Expression*  analyse(string expStr) {
    
    stack<Expression*> expStack;
    Expression* left = nullptr;
    Expression* right = nullptr;
    for(int i=0; i<expStr.size(); i++)
    {
        switch(expStr[i])
        {
            case '+':
                // Addition operation
                left = expStack.top();
                right = new VarExpression(expStr[++i]);
                expStack.push(new AddExpression(left, right));
                break;
            case '-':
                // Subtraction operation
                left = expStack.top();
                right = new VarExpression(expStr[++i]);
                expStack.push(new SubExpression(left, right));
                break;
            default:
                // Variable expression
                expStack.push(new VarExpression(expStr[i]));
        }
    }
   
    Expression* expression = expStack.top();

    return expression;
}

void release(Expression* expression){
    
    //Free node memory of expression tree
}

int main(int argc, const char * argv[]) {
    
    
    string expStr = "a+b-c+d-e";//Simple addition and subtraction
    map<char, int> var;
    var.insert(make_pair('a',5));
    var.insert(make_pair('b',2));
    var.insert(make_pair('c',1));
    var.insert(make_pair('d',6));
    var.insert(make_pair('e',10));

    
    Expression* expression= analyse(expStr);
    
    int result=expression->interpreter(var);
    
    cout<<result<<endl;
    
    release(expression);
    
    return 0;
}

  • Satisfied business scenario - "business rules change frequently, similar structures appear repeatedly, and are easy to be abstracted into syntax rules"
  • The parser pattern is used to represent grammar rules, so that the grammar can be easily extended using object-oriented techniques
  • The parser pattern is more suitable for simple grammar representation. For the representation of complex grammar, the parser pattern will produce a large class chromatography mechanism, which needs to turn to standard tools such as syntax analysis generator.
  • Today, we should make good use of its design ideas, and the application of design mode itself is limited

Design pattern summary

  1. One goal: manage change and improve reuse

  2. Two methods: decomposition vs abstraction

  3. Eight principles: DIP, OCP, SRP, LSP, ISP, object combination, due to class inheritance, encapsulation of change points, and interface oriented programming

  4. Refactoring techniques: static - > dynamic, early binding - > late binding, inheritance - > combination, compile time dependency - > runtime dependency, tight coupling - > loose coupling

  5. Design patterns now replaced by other more scientific methods: Builder, Mediator, Memento, Iterator, chain of repossibility, Command, Visitor and Interpreter

  6. The most commonly used structure: (combine a pointer instead of inheritance)

    class A{
    	B* pb;
    	//
    }
    
  7. When not to use patterns: when the code readability is very poor, when the understanding of requirements is still very shallow, when the change has not yet appeared, it is not the key dependency point of the system. When the project has no reuse value, when the project is about to be released.

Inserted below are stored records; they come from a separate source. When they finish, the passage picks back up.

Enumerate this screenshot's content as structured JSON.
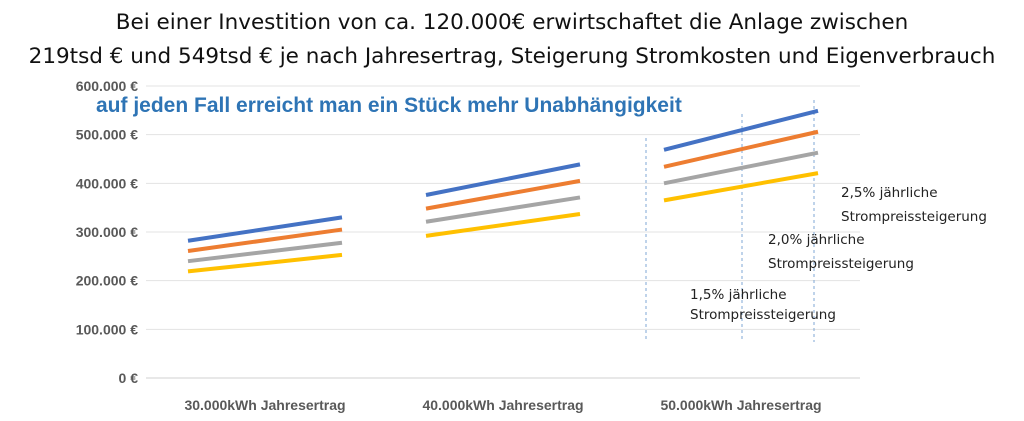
{
  "title": {
    "line1": "Bei einer Investition von ca. 120.000€ erwirtschaftet die Anlage zwischen",
    "line2": "219tsd € und 549tsd € je nach Jahresertrag, Steigerung Stromkosten und Eigenverbrauch"
  },
  "chart_data": {
    "type": "line",
    "title": "Bei einer Investition von ca. 120.000€ erwirtschaftet die Anlage zwischen 219tsd € und 549tsd € je nach Jahresertrag, Steigerung Stromkosten und Eigenverbrauch",
    "subtitle": "auf jeden Fall erreicht man ein Stück mehr Unabhängigkeit",
    "categories": [
      "30.000kWh Jahresertrag",
      "40.000kWh Jahresertrag",
      "50.000kWh Jahresertrag"
    ],
    "y_ticks": [
      "0 €",
      "100.000 €",
      "200.000 €",
      "300.000 €",
      "400.000 €",
      "500.000 €",
      "600.000 €"
    ],
    "ylim": [
      0,
      600000
    ],
    "grid": true,
    "series": [
      {
        "color": "#4472c4",
        "values": [
          [
            282000,
            330000
          ],
          [
            376000,
            439000
          ],
          [
            469000,
            549000
          ]
        ]
      },
      {
        "color": "#ed7d31",
        "values": [
          [
            261000,
            305000
          ],
          [
            348000,
            405000
          ],
          [
            434000,
            506000
          ]
        ]
      },
      {
        "color": "#a5a5a5",
        "values": [
          [
            240000,
            278000
          ],
          [
            321000,
            371000
          ],
          [
            400000,
            463000
          ]
        ]
      },
      {
        "color": "#ffc000",
        "values": [
          [
            219000,
            253000
          ],
          [
            292000,
            337000
          ],
          [
            365000,
            421000
          ]
        ]
      }
    ],
    "annotations": [
      {
        "line1": "1,5% jährliche",
        "line2": "Strompreissteigerung"
      },
      {
        "line1": "2,0% jährliche",
        "line2": "Strompreissteigerung"
      },
      {
        "line1": "2,5% jährliche",
        "line2": "Strompreissteigerung"
      }
    ]
  }
}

  8. Experience: don't use patterns for patterns, pay attention to abstract classes & interfaces, clarify the change points and stability points, and examine the dependencies. There is the separation thinking of Framwork and Application. Good design is the result of evolution

  9. Growth path of design mode:

  10. unsophisticated

  11. Able to recognize and use

  12. Energy frame design

  13. Forget the pattern, only the principle. Can solve problems well.